Chiesto un confronto sulla paventata esternalizzazione dei servizi educativi

TERAMO – Una richiesta di informazioni e di confronto sulla proposta di delibera sulla gestione dei servizi educativi di prima infanzia è stata avanzata al Comune di Teramo dai segretari territoriali Pancrazio Cordone (Fp-Cgil), Andrea Salvi (Cisl Fp) e Alfiero Di Giammartino (Uil Fpl). I sindacati, intervenendo nella discussione sulla possibile esternalizzazione dei servizi di 4 dei 5 nidi comunali, chiedono infatti al Comune quali atti sta predisponendo il Comune di Teramo per garantire il diritto educativo a bambini dal prossimo 1° settembre, ma anche quanti bambini riuscirà ad accogliere nelle strutture, quali i protocolli di sicurezza che saranno adottati, in quali spazi i piccoli potranno muoversi alla luce dell’esigenze del contenimento anti Covid,

Il ragionamento vale anche per il futuro del personale dipendente: coordinatrici, educatrici, ausiliari: come saranno valorizzati, visto che – dicono i sindacati – “non sono stati coinvolti finora in alcun percorso partecipativo?”

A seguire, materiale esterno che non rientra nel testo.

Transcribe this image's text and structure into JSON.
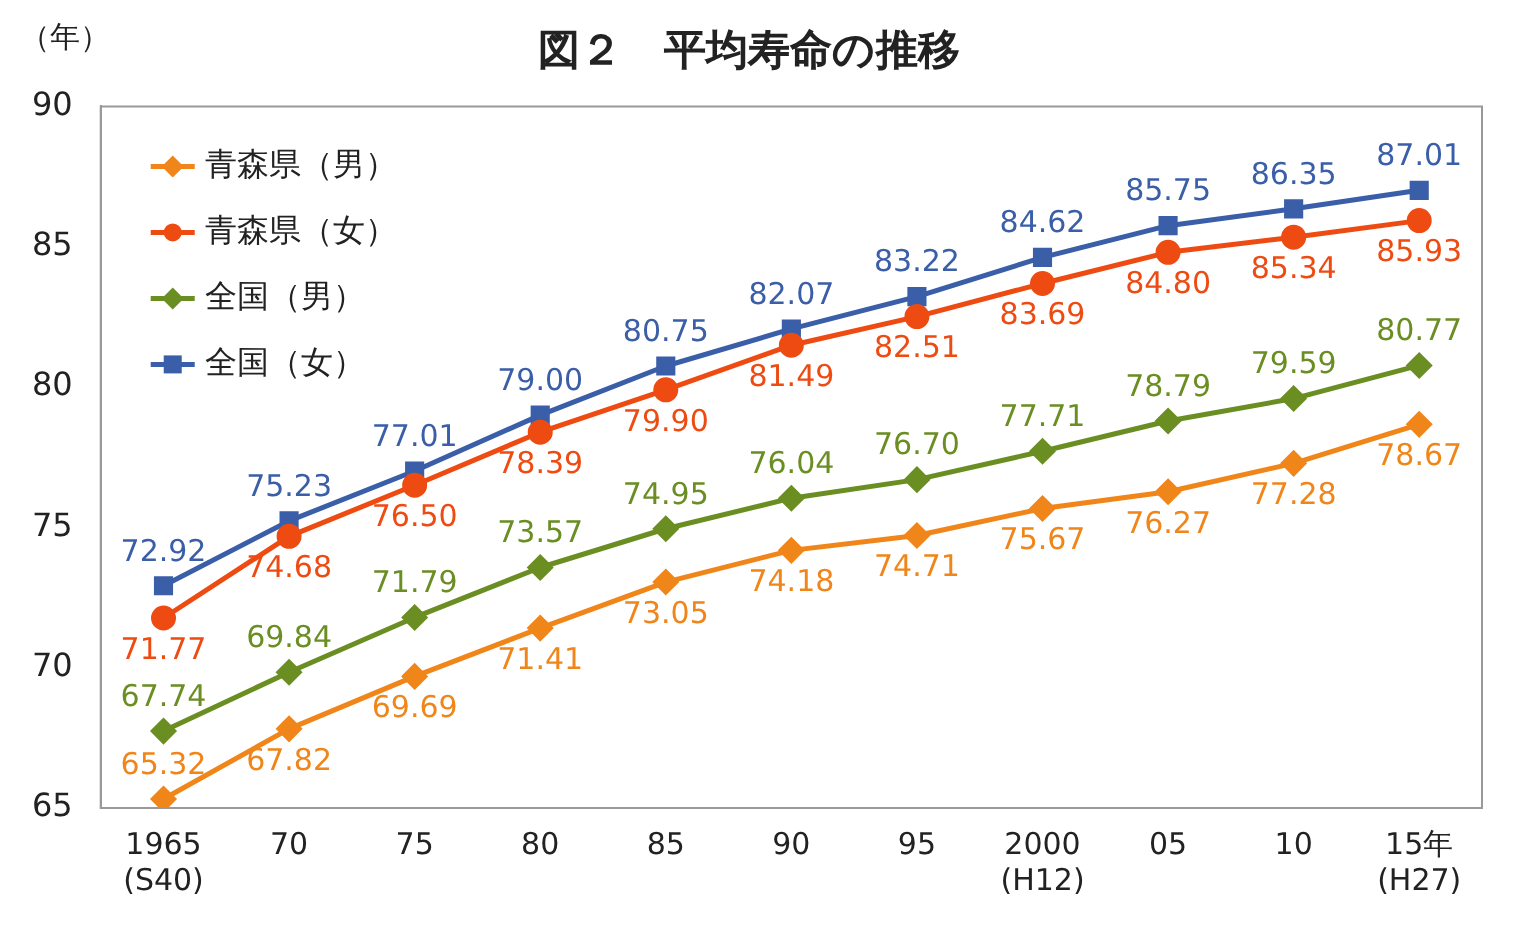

La mancata socializzazione delle scelte, insinua il dubbio che alla base della stessa non ci sia la centralità del bambino. Perché quindi dovremmo pensare che non si è di fronte alla esternalizzazione di un servizio così importante?

I sindacati si dicono sempre a favore dei nidi pubblici e che di fronte all’adozione di un atto così importante, destinato a cambiare la fisionomia di un servizio noto per garantire un elevato standard qualitativo a garanzia dei diritti dei bambini.